Peserta mendengarkan salah satu dari tiga jenis dialog yang berbeda dengan Erica. Satu di mana dia menggunakan sistem tawa bersama, satu di mana dia tidak tertawa sama sekali, dan satu lagi di mana dia selalu tertawa setiap kali dia mendengar orang lain melakukannya.
Mereka kemudian memberikan skor interaksi untuk empati, kealamian, kesamaan dengan manusia, dan pemahaman.
Para peneliti menemukan bahwa sistem tawa bersama mendapat skor lebih tinggi dari kedua baseline. Meskipun mereka senang dengan hasil ini, para peneliti mengatakan sistem mereka masih sangat sederhana.
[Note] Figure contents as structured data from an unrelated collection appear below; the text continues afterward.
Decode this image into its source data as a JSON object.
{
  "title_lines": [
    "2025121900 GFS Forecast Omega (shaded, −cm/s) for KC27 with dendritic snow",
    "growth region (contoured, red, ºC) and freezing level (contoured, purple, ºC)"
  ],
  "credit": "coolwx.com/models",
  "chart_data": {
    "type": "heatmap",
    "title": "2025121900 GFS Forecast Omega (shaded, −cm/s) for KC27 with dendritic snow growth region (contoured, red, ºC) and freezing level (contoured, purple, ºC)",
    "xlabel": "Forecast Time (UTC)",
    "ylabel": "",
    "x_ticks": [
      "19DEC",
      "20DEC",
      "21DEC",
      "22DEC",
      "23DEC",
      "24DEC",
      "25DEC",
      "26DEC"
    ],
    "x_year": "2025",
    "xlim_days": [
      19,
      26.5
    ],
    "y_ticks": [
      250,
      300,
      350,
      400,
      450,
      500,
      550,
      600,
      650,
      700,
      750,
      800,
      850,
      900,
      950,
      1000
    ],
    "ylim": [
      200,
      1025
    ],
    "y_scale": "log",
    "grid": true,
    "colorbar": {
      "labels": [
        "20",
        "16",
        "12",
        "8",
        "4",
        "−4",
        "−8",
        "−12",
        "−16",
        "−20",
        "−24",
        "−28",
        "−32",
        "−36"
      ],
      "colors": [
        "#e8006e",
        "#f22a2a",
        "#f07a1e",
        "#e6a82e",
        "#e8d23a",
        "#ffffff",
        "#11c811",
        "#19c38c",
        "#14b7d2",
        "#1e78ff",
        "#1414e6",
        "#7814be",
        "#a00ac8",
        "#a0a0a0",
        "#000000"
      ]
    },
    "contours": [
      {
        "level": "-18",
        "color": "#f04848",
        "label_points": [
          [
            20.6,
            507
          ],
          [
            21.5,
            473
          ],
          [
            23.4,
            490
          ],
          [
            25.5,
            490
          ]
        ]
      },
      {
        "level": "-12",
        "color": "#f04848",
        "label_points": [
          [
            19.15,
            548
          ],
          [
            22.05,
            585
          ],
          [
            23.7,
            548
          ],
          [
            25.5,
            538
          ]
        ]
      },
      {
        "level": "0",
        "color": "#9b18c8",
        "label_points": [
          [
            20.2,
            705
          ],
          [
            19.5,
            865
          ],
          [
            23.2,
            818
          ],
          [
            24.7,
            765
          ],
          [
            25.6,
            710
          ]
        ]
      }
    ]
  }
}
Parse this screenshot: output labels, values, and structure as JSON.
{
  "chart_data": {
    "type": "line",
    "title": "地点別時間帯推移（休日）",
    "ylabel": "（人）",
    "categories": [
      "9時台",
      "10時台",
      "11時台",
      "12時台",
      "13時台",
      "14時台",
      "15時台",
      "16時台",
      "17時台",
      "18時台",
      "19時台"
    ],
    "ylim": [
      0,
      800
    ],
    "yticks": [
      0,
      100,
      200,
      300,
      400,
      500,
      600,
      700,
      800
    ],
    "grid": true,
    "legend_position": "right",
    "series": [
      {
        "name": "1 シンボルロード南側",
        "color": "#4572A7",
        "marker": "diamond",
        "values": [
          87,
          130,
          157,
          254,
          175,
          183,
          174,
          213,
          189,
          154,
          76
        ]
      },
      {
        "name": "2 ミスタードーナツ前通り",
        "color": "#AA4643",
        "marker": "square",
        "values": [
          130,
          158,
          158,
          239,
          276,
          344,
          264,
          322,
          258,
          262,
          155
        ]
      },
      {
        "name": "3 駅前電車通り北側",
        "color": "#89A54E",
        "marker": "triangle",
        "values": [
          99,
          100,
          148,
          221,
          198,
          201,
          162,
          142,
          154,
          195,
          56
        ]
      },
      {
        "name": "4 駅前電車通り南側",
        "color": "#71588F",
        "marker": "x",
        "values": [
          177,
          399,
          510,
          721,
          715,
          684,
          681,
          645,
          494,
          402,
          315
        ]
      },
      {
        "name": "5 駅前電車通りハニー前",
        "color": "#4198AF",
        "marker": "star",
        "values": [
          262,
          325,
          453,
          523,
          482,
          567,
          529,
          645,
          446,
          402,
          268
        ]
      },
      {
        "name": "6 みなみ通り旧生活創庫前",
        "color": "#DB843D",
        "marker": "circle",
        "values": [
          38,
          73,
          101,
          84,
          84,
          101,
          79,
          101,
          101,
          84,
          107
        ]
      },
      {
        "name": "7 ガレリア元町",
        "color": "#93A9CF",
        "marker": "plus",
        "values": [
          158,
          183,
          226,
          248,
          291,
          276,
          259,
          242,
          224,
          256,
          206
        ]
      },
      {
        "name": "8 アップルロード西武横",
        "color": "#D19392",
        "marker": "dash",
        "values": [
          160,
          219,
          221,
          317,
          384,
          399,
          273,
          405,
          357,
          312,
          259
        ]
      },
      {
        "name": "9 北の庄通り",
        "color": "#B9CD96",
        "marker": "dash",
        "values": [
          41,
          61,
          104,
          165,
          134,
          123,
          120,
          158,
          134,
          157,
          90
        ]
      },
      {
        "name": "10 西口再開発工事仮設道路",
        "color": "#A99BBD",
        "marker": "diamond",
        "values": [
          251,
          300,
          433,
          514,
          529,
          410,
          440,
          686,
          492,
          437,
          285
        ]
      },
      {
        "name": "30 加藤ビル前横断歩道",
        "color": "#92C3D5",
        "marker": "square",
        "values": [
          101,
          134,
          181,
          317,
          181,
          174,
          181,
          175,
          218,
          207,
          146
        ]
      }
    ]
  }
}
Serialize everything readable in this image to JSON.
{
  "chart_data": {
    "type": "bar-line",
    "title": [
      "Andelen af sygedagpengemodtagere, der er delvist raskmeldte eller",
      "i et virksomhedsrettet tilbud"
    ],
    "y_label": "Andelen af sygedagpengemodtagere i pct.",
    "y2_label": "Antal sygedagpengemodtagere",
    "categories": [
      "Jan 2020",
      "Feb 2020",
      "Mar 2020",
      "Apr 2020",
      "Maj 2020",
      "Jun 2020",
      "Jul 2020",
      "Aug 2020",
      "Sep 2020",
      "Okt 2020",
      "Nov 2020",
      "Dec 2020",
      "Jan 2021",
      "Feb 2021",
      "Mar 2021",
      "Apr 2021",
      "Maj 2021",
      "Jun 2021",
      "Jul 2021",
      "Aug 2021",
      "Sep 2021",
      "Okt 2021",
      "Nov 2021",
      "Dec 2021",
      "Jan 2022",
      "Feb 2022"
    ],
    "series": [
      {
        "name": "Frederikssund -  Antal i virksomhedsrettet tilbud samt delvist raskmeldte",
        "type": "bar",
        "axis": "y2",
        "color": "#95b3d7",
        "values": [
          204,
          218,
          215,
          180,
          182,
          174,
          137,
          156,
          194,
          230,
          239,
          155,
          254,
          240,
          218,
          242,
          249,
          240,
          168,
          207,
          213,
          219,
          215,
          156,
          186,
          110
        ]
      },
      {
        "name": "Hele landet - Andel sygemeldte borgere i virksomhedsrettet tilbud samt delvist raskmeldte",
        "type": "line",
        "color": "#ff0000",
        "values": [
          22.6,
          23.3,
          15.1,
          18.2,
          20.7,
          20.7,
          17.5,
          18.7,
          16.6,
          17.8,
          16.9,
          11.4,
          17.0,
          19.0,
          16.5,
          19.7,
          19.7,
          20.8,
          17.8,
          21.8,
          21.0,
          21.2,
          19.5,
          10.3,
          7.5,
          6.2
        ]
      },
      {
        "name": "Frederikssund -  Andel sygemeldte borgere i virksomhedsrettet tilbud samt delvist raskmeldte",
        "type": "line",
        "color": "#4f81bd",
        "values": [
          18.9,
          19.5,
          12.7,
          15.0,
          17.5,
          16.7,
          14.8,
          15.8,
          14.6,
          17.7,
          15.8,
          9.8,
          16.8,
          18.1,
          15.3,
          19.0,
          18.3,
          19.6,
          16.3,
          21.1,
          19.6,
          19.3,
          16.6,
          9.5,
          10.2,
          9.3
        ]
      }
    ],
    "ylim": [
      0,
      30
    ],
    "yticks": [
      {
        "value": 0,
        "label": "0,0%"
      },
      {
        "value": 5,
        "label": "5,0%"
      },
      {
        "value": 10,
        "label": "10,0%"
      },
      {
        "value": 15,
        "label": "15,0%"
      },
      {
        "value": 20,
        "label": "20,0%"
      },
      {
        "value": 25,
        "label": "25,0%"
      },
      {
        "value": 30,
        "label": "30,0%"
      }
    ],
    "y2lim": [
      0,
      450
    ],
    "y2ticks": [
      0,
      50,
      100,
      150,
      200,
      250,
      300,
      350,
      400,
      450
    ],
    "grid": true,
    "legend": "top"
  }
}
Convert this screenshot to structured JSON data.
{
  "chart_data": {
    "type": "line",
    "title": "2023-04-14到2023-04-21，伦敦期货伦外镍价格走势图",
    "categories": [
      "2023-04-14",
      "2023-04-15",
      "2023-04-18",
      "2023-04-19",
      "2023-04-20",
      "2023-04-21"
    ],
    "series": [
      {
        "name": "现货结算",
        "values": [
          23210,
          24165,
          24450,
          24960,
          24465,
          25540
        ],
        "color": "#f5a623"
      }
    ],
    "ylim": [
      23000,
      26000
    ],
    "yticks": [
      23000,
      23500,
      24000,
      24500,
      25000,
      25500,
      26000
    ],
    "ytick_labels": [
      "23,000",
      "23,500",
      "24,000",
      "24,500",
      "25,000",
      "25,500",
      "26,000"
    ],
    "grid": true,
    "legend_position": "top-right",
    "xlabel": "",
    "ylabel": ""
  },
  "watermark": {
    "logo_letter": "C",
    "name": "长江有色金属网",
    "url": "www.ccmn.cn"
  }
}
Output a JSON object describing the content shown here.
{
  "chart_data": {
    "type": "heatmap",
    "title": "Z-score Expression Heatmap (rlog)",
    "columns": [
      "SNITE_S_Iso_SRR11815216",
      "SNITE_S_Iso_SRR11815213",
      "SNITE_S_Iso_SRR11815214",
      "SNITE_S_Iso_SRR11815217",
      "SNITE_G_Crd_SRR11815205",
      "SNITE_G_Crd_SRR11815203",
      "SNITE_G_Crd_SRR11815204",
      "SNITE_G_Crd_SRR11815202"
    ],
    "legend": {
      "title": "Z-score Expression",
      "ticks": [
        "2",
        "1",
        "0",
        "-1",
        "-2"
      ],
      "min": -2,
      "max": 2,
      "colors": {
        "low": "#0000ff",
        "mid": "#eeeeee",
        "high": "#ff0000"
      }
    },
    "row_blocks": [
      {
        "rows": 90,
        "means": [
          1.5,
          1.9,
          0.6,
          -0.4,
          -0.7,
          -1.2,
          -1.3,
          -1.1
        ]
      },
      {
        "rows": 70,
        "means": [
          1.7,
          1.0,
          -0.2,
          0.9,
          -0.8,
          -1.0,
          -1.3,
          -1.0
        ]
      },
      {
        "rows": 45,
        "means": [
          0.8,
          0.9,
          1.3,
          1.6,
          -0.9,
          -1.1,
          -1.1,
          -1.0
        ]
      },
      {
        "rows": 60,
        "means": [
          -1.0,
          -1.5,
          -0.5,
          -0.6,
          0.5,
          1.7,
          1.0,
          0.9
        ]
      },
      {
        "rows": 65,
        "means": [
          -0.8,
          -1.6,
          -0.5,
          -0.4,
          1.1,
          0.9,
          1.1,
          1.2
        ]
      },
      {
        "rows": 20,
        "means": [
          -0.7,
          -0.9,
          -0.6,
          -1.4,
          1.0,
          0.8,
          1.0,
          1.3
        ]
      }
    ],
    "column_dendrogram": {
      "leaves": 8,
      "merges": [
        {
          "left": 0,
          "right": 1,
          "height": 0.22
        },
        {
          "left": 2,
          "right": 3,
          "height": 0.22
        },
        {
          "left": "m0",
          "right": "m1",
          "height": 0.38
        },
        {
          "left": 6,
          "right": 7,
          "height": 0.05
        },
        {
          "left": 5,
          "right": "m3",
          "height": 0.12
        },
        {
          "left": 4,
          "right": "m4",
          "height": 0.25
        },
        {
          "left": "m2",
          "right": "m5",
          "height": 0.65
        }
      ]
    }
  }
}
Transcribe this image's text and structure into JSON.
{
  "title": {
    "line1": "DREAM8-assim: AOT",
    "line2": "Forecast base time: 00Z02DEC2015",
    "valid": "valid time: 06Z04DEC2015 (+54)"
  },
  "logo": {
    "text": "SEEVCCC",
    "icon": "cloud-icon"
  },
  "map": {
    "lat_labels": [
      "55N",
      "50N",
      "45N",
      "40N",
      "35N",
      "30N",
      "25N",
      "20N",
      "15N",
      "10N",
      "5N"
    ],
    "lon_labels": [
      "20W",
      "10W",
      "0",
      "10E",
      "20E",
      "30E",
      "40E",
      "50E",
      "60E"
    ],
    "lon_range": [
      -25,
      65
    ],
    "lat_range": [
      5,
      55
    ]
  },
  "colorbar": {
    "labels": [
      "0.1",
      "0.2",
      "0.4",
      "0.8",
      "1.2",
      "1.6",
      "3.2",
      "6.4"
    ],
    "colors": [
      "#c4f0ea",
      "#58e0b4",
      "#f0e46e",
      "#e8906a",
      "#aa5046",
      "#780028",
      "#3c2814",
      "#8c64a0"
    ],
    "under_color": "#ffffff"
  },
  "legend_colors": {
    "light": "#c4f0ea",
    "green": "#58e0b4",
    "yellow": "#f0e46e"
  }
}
Mereka perlu mengkategorikan dan memeriksa banyak jenis tawa lain sebelum Erica tertawa secara alami. “Ada banyak fungsi dan jenis tertawa lainnya yang perlu diperhatikan, dan ini bukan tugas yang mudah. Kami bahkan belum mencoba untuk meniru tawa yang tidak dibagikan meskipun itu adalah yang paling umum,” kata Inoue.
Plus, tidak masalah seberapa realistis tawa robot jika sisa percakapannya tidak wajar. “Robot sebenarnya harus memiliki karakter yang berbeda, dan kami pikir mereka dapat menunjukkannya melalui perilaku percakapan mereka, seperti tertawa, tatapan mata, gerak tubuh, dan gaya berbicara,” kata Inoue.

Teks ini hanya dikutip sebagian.